Not Sure If You Can Return This One
All I want for Christmas is a peek at all the wonderous and mysterious mechanisms that control the universe.
I want to hear the creaking, ticking, wheezing, and clanking of the infinite’s clockworks. It’s delicate machinery relies solely on the laws of physics to keep its gears lubed, belt’s tightened, and the bell’s ringing. This machine’s operating parameters are both intricate and precise, only needing to be wound every eight billion years or so.
As part of my all encompassing experience of the universe, I want to feel the raging, life and death giving heat of a trillion stars as they burn, flare, smolder, flicker, then die after sacrificing the last of their gaseous fire and light to the void. When the last spark is spent, only the vast coldness exists for billions of lightyears until one might feel the radiant warmth of another star. Like all of its kind, this star also ceaselessly spends itself pouring heat and light into the void. This younger star’s blistering heat might still be powerful enough to deliver total incinerating destruction to anything that draws too close. However, it also lends its light to the parasitic planets and moons that drift around it. These orbiting dependents benefit from the star’s light, heat, and gravitational stability. Still for all of its power, this star also burns towards an ending where it will eventually expel one final weak blast of warm and dimming ray of light into the cosmos.

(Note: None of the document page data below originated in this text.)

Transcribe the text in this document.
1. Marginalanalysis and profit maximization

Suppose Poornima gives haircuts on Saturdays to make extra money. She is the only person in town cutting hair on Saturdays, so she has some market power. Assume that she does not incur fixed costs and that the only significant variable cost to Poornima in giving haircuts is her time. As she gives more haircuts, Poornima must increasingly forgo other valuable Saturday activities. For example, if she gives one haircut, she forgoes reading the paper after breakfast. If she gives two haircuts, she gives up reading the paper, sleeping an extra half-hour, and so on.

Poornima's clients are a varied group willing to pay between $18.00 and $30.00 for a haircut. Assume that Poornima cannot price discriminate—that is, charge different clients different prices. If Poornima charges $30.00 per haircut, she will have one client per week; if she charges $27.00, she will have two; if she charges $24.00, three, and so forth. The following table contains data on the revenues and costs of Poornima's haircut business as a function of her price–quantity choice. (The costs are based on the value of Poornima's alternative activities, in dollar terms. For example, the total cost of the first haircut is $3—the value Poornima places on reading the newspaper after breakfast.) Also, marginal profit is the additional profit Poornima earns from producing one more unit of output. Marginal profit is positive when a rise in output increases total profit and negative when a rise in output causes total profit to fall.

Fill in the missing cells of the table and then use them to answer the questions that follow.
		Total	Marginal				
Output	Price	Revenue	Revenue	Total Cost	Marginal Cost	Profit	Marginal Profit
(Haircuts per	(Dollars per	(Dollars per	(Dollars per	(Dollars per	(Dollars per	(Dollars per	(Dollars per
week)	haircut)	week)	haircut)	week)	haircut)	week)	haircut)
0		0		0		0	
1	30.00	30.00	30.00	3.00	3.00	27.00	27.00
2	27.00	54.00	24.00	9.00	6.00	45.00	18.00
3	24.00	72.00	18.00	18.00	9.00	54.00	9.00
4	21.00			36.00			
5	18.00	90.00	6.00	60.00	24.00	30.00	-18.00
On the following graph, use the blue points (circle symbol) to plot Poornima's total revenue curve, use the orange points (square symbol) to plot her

As part of my glimpse of all that is, I want to see the birth and death of galaxies. I want to witness how seemingly random chemical and environmental processes come together in just the right quantities and under precise circumstances to create the first living cell on some new and cooling planet somewhere in the universe. I want to follow that cell and its dependents as they live, die, but somehow always change for the better with each new generation. I would like to see other newly born cells take on the challenge of life and change. From all of these cells I hope to see the strange and wonderful beauty of a flora and fauna that’s different from anything I have ever seen before. Most of all, I hope to be present for that moment after millions of generations and countless changes that the progeny of that one single cell becomes aware and has a thought.
As my voyeuristic peek at the universe comes to an end, I want to smell the ozone and the burning of carbon from the friction created when meteors collide as they drift through the universe. I want to breathe in the unique chemical heat of the friction that welds the two space rocks together to form an even bigger drifting form in space. I want to catch a whiff of the even more intense melting of the metals, carbons, rock, and remnants of organic compounds within those larger forms as they enter the orbit of a star. I want to smell the atmosphere on this new planet and hope that there is a beath of life somewhere within that harsh fragrant bouquet of melted rock, metal, and atoms.
That is what I want for Christmas, or a puppy. Whatever fits within your budget.